For the last three weeks I’ve been studying probability with my Algebra 2 students, thinking: “too bad there’s no good way to teach this.” Probability only works on large scales, and then it really only approaches working. The kids all get the basic stuff, like coin flips having 50/50 odds, they all don’t get the more complicated stuff like standard deviation. They lack the tools for problems with continuous distribution, and as far as I can tell that leaves us with carnival games and card tricks. Which only work on average. By being my interested, lively self during class I managed to interest half of them for most of the time (what are the odds that you’re interested in this question, Johnny?). But it was a hard unit for me.
Today, last day of class, the final is over, and I think to myself, “ok, let’s talk about the Monty Hall problem.” (Knowing what the problem is is necessary to understanding this post.) I bring the requisite bowls and candy prizes.
“Who wants to play?” I ask, and J raises her hand. They don’t know the rules yet. I just say, “One of these three doors (bowls) has a tootsie-roll pop in it. If you guess which one, you get to keep the candy!”

So she guesses, and gets it right, and I give her the lolly pop, arcing it to her desk.
“Who else wants to play?” More hands go up, and we play several more times with this simple rule. ”What’s the probability of winning?” I ask, and they easily respond with some form of one third.
On the fifth round, L is playing, and she makes her choice. I say, “L, your guess was as good as any other. But I want to give you another chance. I will show you that this bowl over here <lifting bowl> is empty!” She, and the rest of the class, stare at me blankly. ”Do you want to keep your original guess, or switch!?” I say this channeling Regis Philbin on the $500,000 question. She stays. ”Is that your final answer?” She says that it is, and with a flourish I show her that she is right; she’s won the candy! Congratulations! Congratulations all around!
We play again. I stop after showing an empty bowl to ask about the odds of the last two unknown bowls, and the entire class is quite confident that there is a 50% chance that the candy is under bowl 1, and a 50% chance that the candy is under bowl 2. This is intuitively obvious and not true.
Excellent.
They still don’t see anything fishy when we play another time, and again I ask about the chances of the bowls. I say, “So, when you chose at first, you had a 1/3 chance of winning. Now you say that the same bowl you picked has a 1/2 chance of winning. How could flipping over an empty bowl over here improve the chances that this bowl is a winner?” The students sort of stammer – they aren’t fluent in this language and don’t have the vocabulary to convince me that it’s true. A student in the back starts to give an example.
He says, “Imagine if you had fifty bowls,” and I immediately whirl around and draw 50 bowls on the board. It takes a long time, and I make a spectacle out of it.

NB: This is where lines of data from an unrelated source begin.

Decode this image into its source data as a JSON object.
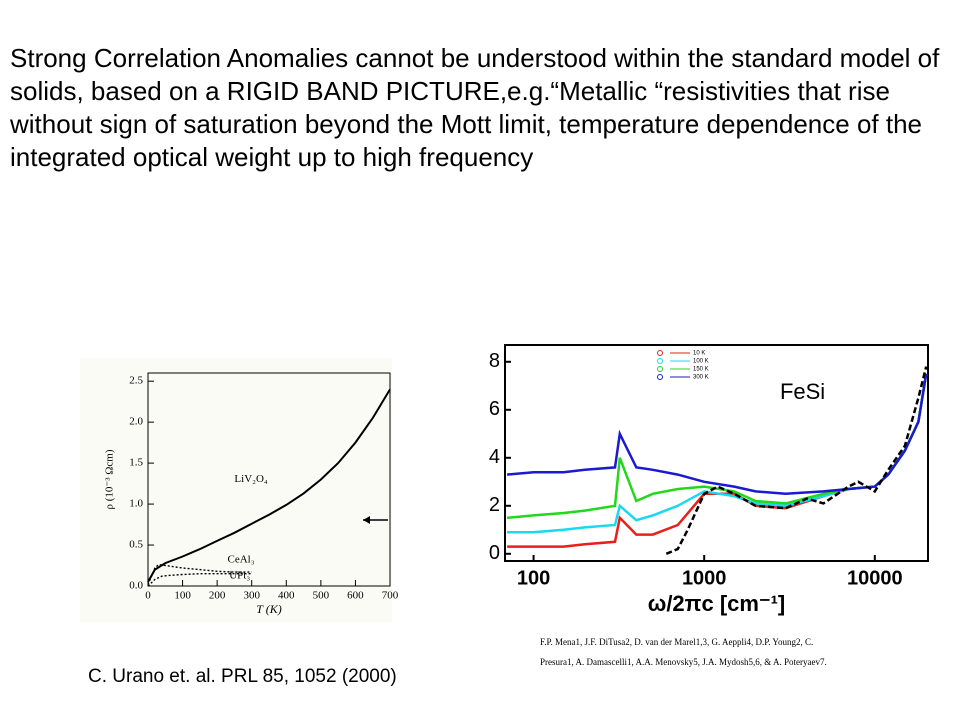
{
  "text": "Strong Correlation Anomalies  cannot be understood within the standard model of  solids, based on a RIGID BAND PICTURE,e.g.“Metallic “resistivities that rise without sign of saturation beyond the Mott limit, temperature dependence of the integrated optical weight  up to high frequency",
  "citation": "C. Urano et. al. PRL 85, 1052 (2000)",
  "authors": "F.P. Mena1, J.F. DiTusa2, D. van der Marel1,3, G. Aeppli4, D.P. Young2, C. Presura1, A. Damascelli1, A.A. Menovsky5, J.A. Mydosh5,6, & A. Poteryaev7.",
  "chart_data": [
    {
      "type": "line",
      "x_label": "T (K)",
      "y_label": "ρ (10⁻³ Ωcm)",
      "xlim": [
        0,
        700
      ],
      "xticks": [
        0,
        100,
        200,
        300,
        400,
        500,
        600,
        700
      ],
      "ylim": [
        0,
        2.6
      ],
      "yticks": [
        {
          "value": 0,
          "label": "0.0"
        },
        0.5,
        {
          "value": 1,
          "label": "1.0"
        },
        1.5,
        {
          "value": 2,
          "label": "2.0"
        },
        2.5
      ],
      "series": [
        {
          "name": "LiV₂O₄",
          "color": "#000000",
          "x": [
            0,
            20,
            50,
            100,
            150,
            200,
            250,
            300,
            350,
            400,
            450,
            500,
            550,
            600,
            650,
            700
          ],
          "values": [
            0.05,
            0.2,
            0.28,
            0.36,
            0.45,
            0.55,
            0.65,
            0.76,
            0.87,
            0.99,
            1.13,
            1.3,
            1.5,
            1.75,
            2.05,
            2.4
          ]
        },
        {
          "name": "CeAl₃",
          "color": "#000000",
          "x": [
            0,
            10,
            20,
            30,
            50,
            100,
            150,
            200,
            250,
            300
          ],
          "values": [
            0.02,
            0.12,
            0.22,
            0.26,
            0.25,
            0.22,
            0.2,
            0.18,
            0.17,
            0.17
          ]
        },
        {
          "name": "UPt₃",
          "color": "#000000",
          "x": [
            0,
            10,
            20,
            40,
            60,
            100,
            150,
            200,
            250,
            300
          ],
          "values": [
            0.0,
            0.04,
            0.08,
            0.12,
            0.13,
            0.14,
            0.15,
            0.15,
            0.15,
            0.15
          ]
        }
      ]
    },
    {
      "type": "line",
      "title": "FeSi",
      "x_label": "ω/2πc [cm⁻¹]",
      "log_x": true,
      "xlim": [
        68,
        20500
      ],
      "xticks": [
        100,
        1000,
        10000
      ],
      "ylim": [
        -0.3,
        8.7
      ],
      "yticks": [
        0,
        2,
        4,
        6,
        8
      ],
      "series": [
        {
          "name": "10 K",
          "color": "#e8201a",
          "x": [
            70,
            100,
            150,
            200,
            300,
            320,
            400,
            500,
            700,
            1000,
            1500,
            2000,
            3000,
            5000,
            7000,
            10000,
            12000,
            15000,
            18000,
            20000
          ],
          "values": [
            0.3,
            0.3,
            0.3,
            0.4,
            0.5,
            1.5,
            0.8,
            0.8,
            1.2,
            2.5,
            2.5,
            2.0,
            1.9,
            2.4,
            2.7,
            2.8,
            3.3,
            4.3,
            5.5,
            7.5
          ]
        },
        {
          "name": "100 K",
          "color": "#1ad8f0",
          "x": [
            70,
            100,
            150,
            200,
            300,
            320,
            400,
            500,
            700,
            1000,
            1500,
            2000,
            3000,
            5000,
            7000,
            10000,
            12000,
            15000,
            18000,
            20000
          ],
          "values": [
            0.9,
            0.9,
            1.0,
            1.1,
            1.2,
            2.0,
            1.4,
            1.6,
            2.0,
            2.6,
            2.4,
            2.1,
            2.0,
            2.4,
            2.7,
            2.8,
            3.3,
            4.3,
            5.5,
            7.5
          ]
        },
        {
          "name": "150 K",
          "color": "#22d81a",
          "x": [
            70,
            100,
            150,
            200,
            300,
            320,
            400,
            500,
            700,
            1000,
            1500,
            2000,
            3000,
            5000,
            7000,
            10000,
            12000,
            15000,
            18000,
            20000
          ],
          "values": [
            1.5,
            1.6,
            1.7,
            1.8,
            2.0,
            4.0,
            2.2,
            2.5,
            2.7,
            2.8,
            2.6,
            2.2,
            2.1,
            2.5,
            2.7,
            2.8,
            3.3,
            4.3,
            5.5,
            7.5
          ]
        },
        {
          "name": "300 K",
          "color": "#1a1ad0",
          "x": [
            70,
            100,
            150,
            200,
            300,
            320,
            400,
            500,
            700,
            1000,
            1500,
            2000,
            3000,
            5000,
            7000,
            10000,
            12000,
            15000,
            18000,
            20000
          ],
          "values": [
            3.3,
            3.4,
            3.4,
            3.5,
            3.6,
            5.0,
            3.6,
            3.5,
            3.3,
            3.0,
            2.8,
            2.6,
            2.5,
            2.6,
            2.7,
            2.8,
            3.3,
            4.3,
            5.5,
            7.5
          ]
        },
        {
          "color": "#000000",
          "dashed": true,
          "x": [
            600,
            700,
            800,
            1000,
            1200,
            1500,
            2000,
            3000,
            4000,
            5000,
            7000,
            8000,
            10000,
            12000,
            15000,
            18000,
            20000
          ],
          "values": [
            0,
            0.2,
            1.0,
            2.5,
            2.8,
            2.5,
            2.0,
            1.9,
            2.3,
            2.1,
            2.8,
            3.0,
            2.6,
            3.5,
            4.5,
            6.5,
            7.8
          ]
        }
      ]
    }
  ]
}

50 bowls. One of them has candy in it.
“Ok,” he continues, a little incredulous that I actually just drew fifty marks on the board. ”And the player chooses one, so -”
“Which one?” I interrupt.
“Uhh…”
“Please come up and circle one!”

Does this bowl have the candy?
I say, “What are the odds that you just chose the right bowl?”
He says, “1/50,” and the rest of the class agrees.
I say, “Ok. So now, as the host, I’m going to open all the doors but the one you chose and one other. If you chose right at the beginning, the extra door will be empty. If you chose wrong, it will have the candy in it. Here we go!” And I make a big, slow deal of erasing all but one other mark.

The original choice and one other bowl remain. What are the odds that the candy is in the other bowl?
“Which bowl do you think has the candy?” And they all think that the lower left bowl probably has the candy. Several students are laughing at this point.
“What are the odds?” I ask, and they falter!
“Aren’t they 50/50?” I ask. ”There are two things, and one of them has the candy, and we don’t know which one, right? So what’s the big deal?”
H protests, “but in this example you chose the right one to leave! Obviously it has the candy!”
“Isn’t that what I did before?”
The rest of the lesson goes on like you’d expect. We make a tree diagram. I extend the example: imagine you had to pick the correct blade of grass out on the lawn, and then I went and mowed all the other blades of grass except one. Do you think you’d pick correctly first, or second? Etc. We work out numerical probabilities.
But this lesson is different from the others in probability in that the kids are engaged. This problem should have been first. I wish I based the whole subject of probability around it:
- The students can describe the problem well. They think they are fluent at first but later find they are not, and are intrigued to find better ways to describe what is going on. No other probability scenario I found had this quality.
- We don’t have to try a million times before the probability gives actual results. Because of the role of the host, knowing probability actually helps kids win the game in an interesting way (much better than “you should bet on 7 because it comes up 1/6 of the time which is more than other numbers”).
- This game is actually fun to play. Who knows why. The switching thing is great. All of my quarter and die games were flops. For the last five years.
I thought I would like teaching probability, but I don’t, because it claims to be so practical and is actually so impractical. Do you have any ways of teaching it that you like?